Saying Sorry Too Much: Ways to Stop the Pattern
As a woman in my late thirties, I’ve long felt that courtesy is essential, which includes apologizing when I think I’ve made a mistake. Even with a fulfilling life, I’ve faced very low self-confidence. This mix of wanting to respect others and second-guessing my actions has turned me into someone who apologizes frequently. Many times, it happens so automatically that I’m unconscious of it. It stems from anxiety and has influenced both my personal and work life. It annoys my loved ones and colleagues, and then I get upset when they bring it up—which only worsens my anxiety.
Speaking in Public and Inquiring
This over-apologizing is especially problematic when it comes to public speaking or posing queries in front of people. I try to write everything down to stay on track and avoid going off-topic, but even that fails most of the time. As an early-career academic in politics, speaking with confidence is crucial. I’ve attempted to tackle this through gradual exposure, such as teaching classes and forcing myself to ask questions at open forums, despite experiencing embarrassments from established male academics. I’ve also tried waiting before speaking to become more aware of when I’m apologizing, but this only works at first before I return to old habits.
Self-Acceptance
I doubt I’ll ever fully like myself, and I’ve accepted with that. I still appreciate life and find it rewarding. My main goal is to reduce the frequent sorrys. I’ve learned that professional help might support me, but I wonder how it can help in practice.
Apologizing is a useful skill, but it must be used wisely. Too infrequent or too much, and you place a strain on others.
Understanding the Roots
A therapist might explore where this urge comes from. Questions like, “How young were you when this started?” or “Was it self-inspired or learned from someone close to you?” Sometimes, childhood behaviors that once served us well become unhelpful in later years.
In fact, some of your current behaviors could be seen as holding yourself back. You realize it bothers those around you, yet you keep doing it.
How Therapy Can Help
When asked what professional guidance could do, one approach focuses on staying present rather than acting. Much of effective counseling is about understanding yourself, not just addressing problems. A experienced counselor will supportively question you, offering a secure environment to explore and accept who you are.
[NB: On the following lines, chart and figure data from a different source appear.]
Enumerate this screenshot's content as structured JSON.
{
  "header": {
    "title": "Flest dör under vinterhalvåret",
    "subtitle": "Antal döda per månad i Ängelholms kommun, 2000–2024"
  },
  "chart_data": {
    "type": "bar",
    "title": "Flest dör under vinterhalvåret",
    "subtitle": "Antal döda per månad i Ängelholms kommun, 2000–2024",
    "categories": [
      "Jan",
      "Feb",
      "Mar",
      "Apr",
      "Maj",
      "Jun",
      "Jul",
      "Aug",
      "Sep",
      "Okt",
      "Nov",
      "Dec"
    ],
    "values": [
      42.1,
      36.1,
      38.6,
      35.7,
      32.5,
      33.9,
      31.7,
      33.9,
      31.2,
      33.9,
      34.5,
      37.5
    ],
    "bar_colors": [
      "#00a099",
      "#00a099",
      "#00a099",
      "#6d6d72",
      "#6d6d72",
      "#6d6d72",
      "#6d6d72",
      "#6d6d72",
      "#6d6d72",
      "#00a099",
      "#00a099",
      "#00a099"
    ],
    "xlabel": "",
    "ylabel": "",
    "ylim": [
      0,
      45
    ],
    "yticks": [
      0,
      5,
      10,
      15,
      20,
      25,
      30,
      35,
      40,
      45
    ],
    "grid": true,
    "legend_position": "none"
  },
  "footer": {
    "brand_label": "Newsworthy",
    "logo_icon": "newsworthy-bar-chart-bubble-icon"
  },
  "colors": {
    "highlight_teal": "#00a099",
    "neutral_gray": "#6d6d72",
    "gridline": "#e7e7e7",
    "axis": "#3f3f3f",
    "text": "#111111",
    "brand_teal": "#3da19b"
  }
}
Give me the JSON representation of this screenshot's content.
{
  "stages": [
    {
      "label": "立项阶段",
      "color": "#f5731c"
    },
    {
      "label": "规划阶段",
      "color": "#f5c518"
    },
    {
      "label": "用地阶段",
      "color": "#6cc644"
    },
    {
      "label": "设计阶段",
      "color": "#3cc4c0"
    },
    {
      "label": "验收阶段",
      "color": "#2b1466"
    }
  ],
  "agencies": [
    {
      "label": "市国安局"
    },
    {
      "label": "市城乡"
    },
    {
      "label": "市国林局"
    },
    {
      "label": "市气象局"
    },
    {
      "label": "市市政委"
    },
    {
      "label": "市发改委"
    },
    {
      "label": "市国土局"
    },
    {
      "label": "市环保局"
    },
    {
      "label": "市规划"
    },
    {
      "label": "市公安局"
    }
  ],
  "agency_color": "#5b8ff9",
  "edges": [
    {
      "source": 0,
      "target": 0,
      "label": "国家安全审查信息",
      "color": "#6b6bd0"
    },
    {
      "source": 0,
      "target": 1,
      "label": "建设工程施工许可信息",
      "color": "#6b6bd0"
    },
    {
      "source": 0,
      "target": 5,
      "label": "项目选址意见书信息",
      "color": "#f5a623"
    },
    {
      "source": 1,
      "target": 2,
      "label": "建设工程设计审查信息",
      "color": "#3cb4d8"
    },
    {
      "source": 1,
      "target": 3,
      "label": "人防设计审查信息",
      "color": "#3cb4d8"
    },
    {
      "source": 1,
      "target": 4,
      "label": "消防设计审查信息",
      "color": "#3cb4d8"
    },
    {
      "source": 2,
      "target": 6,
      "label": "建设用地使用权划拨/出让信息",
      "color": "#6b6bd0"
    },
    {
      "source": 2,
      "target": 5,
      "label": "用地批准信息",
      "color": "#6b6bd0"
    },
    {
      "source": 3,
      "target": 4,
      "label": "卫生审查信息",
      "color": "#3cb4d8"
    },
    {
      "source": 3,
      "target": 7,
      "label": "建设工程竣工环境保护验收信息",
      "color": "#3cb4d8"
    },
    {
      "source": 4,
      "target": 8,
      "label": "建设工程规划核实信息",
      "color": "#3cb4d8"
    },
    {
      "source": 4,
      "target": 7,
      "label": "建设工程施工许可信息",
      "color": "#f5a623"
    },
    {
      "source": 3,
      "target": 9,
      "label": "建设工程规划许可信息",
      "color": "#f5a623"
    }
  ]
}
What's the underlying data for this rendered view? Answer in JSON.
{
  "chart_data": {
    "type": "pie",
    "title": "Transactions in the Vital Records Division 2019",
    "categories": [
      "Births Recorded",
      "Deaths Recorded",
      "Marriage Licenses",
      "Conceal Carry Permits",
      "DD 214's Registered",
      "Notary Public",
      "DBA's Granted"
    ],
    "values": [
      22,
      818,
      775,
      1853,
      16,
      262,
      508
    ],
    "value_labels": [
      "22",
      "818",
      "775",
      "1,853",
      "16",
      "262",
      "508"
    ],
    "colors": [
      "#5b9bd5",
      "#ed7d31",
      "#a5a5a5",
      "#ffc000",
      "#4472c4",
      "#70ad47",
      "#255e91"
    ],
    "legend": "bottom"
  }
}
Instead of direct confrontation, a relational approach with a person-centered counselor might be more helpful. This can help you return to yourself and examine how you treat, dismiss, and invalidate yourself. It can assist in noticing self-criticism, breaking it, and finding more kind ways to see things. Your self-esteem can improve from there.
Useful Strategies
Changing deep-seated habits is difficult, especially in tense situations when apologizing feels like a automatic response. But you can start by thinking on how apologizing serves you and what it would be like to not apologize. Often, it’s an effort to avoid embarrassment or vulnerability, by admitting perceived mistakes before others do. This can create a vicious circle of frustration and nervousness.
Even thinking things through can be helpful. Try pausing briefly before responding, or use a alternative statement instead of “I’m sorry.” For example, saying “That makes sense” can make others feel heard without you taking blame.
This approach will take patience, but acknowledging there’s an issue is a crucial first step toward change.